I risvolti
03.12.2023 - 12:30
I giudici della terza sezione della Corte di Cassazione hanno annullato la sentenza della Corte d'Appello che aveva confermato la condanna nei confronti di Roberto De Vita, tecnico radiologo di Latina, ritenuto il presunto responsabile del reato di violenza sessuale aggravata su alcune pazienti. I magistrati hanno disposto l'invio degli atti ad una altra sezione della Corte d'Appello di Roma. Gli avvocati Luca Giudetti e Laura Bove, una volta depositate le motivazioni, hanno presentato il ricorso. Erano stati diversi gli elementi su cui aveva puntato la difesa. Nei motivi di Appello, aveva sostenuto che quelle compiute dall'uomo erano manovre appartenenti al repertorio tipico della figura professionale che l'imputato rivestiva. Il consulente della difesa aveva osservato che il tecnico di radiologia è prima di tutto un operatore e che lo svolgimento del proprio compito è anche quello di aiutare il paziente a posizionarsi correttamente di fronte al macchinario deputato all'acquisizione delle immagini e che può compiere le manovre tipiche di un esame obiettivo, finalizzate, all'esatta individuazione delle aree dolorose o di quelle che devono costituire oggetto dell'esame strumentale.

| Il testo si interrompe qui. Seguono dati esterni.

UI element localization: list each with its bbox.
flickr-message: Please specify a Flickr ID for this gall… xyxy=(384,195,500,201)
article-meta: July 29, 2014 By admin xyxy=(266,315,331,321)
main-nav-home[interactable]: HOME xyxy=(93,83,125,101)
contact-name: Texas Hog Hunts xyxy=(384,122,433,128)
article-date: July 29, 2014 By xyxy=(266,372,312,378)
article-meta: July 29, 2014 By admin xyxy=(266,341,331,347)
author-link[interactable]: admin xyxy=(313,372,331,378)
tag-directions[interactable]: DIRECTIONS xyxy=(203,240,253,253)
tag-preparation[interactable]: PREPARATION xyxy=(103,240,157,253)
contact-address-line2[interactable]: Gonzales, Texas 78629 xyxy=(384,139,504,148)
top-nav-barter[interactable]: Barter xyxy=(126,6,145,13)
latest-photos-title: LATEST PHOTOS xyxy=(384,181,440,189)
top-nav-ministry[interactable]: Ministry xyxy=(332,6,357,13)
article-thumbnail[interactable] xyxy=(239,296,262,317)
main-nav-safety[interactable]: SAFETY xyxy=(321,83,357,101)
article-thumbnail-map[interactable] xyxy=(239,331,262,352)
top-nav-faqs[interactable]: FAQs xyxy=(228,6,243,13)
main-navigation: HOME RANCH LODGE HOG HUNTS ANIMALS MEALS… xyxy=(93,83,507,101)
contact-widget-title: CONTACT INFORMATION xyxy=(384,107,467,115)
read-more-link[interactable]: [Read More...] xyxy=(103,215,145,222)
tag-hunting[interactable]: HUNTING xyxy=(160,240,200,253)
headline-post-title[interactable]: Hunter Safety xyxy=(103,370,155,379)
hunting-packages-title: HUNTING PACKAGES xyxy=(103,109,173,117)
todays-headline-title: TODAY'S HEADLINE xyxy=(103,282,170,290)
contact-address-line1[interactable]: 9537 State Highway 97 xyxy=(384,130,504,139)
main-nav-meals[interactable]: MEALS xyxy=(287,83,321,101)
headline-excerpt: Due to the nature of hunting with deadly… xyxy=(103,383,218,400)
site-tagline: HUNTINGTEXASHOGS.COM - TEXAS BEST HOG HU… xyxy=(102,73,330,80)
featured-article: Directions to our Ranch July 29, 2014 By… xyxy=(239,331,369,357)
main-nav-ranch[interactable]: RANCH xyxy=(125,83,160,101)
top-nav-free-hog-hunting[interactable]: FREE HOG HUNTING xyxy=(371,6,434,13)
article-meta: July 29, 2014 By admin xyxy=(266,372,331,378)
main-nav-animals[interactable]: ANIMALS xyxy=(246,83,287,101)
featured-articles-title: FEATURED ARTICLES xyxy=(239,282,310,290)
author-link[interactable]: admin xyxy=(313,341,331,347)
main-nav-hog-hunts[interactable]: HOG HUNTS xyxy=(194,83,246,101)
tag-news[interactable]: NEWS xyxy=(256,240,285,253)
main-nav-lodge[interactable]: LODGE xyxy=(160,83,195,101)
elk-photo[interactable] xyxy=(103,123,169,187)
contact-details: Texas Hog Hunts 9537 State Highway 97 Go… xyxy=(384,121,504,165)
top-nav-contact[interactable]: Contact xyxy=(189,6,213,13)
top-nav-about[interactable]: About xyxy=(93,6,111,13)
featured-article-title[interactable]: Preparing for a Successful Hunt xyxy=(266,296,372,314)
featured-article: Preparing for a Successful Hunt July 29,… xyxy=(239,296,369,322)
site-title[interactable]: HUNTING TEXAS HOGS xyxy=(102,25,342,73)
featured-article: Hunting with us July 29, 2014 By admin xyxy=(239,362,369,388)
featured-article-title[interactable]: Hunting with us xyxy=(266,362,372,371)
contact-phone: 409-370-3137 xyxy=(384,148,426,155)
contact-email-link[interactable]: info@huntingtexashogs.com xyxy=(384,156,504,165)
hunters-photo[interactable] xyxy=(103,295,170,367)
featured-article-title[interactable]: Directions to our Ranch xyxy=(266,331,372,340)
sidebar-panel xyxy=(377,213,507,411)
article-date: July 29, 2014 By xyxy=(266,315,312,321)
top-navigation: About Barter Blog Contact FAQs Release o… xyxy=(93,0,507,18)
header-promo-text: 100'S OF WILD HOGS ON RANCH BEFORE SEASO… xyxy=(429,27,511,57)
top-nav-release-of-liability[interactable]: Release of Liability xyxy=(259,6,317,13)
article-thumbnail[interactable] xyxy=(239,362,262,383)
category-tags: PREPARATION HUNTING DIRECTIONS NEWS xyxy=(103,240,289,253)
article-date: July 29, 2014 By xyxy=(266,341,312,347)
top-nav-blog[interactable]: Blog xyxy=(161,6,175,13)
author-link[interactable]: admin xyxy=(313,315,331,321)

Inoltre tra i motivi con cui la difesa ha cercato di scardinare l'impianto accusatorio, era stato messo in evidenza che: «la sentenza di secondo grado, lascia affiorare un profilo di difetto assoluto in relazione a specifiche doglianze nei motivi di appello». Le parti offese sono alcuni minori e nei confronti dell'uomo era stato ipotizzato anche il reato di esercizio abusivo della professione. Quasi un anno fa i giudici della Corte d'Appello aveva confermato la sentenza di primo grado del Tribunale di Roma Corrado Cappiello in occasione del processo che si era svolto con il rito abbreviato, un giudizio previsto dal codice e che prevede la riduzione di un terzo della pena. In base a quanto sostenuto durante una indagine della Squadra Mobile, a seguito della denuncia presentata nel dicembre del 2020 durante una radiografia, il tecnico radiologo aveva chiesto ad una paziente di spogliarsi per palpeggiarla e secondo le indagini della Polizia avrebbe ripreso alcuni momenti delle visite filmando tutto con un cellulare. L'inchiesta era stata coordinata dal pubblico ministero Antonio Sgarrella e dal Procuratore Aggiunto Carlo Lasperanza e la misura era stata emessa dal giudice per le indagini preliminari Giuseppe Molfese. Una delle ragazze durante una visita - in sede di denuncia - aveva messo in evidenza di aver percepito la sensazione di essere spiata. Adesso la Cassazione ha disposto l'invio degli atti ad una altra sezione della Corte d'Appello.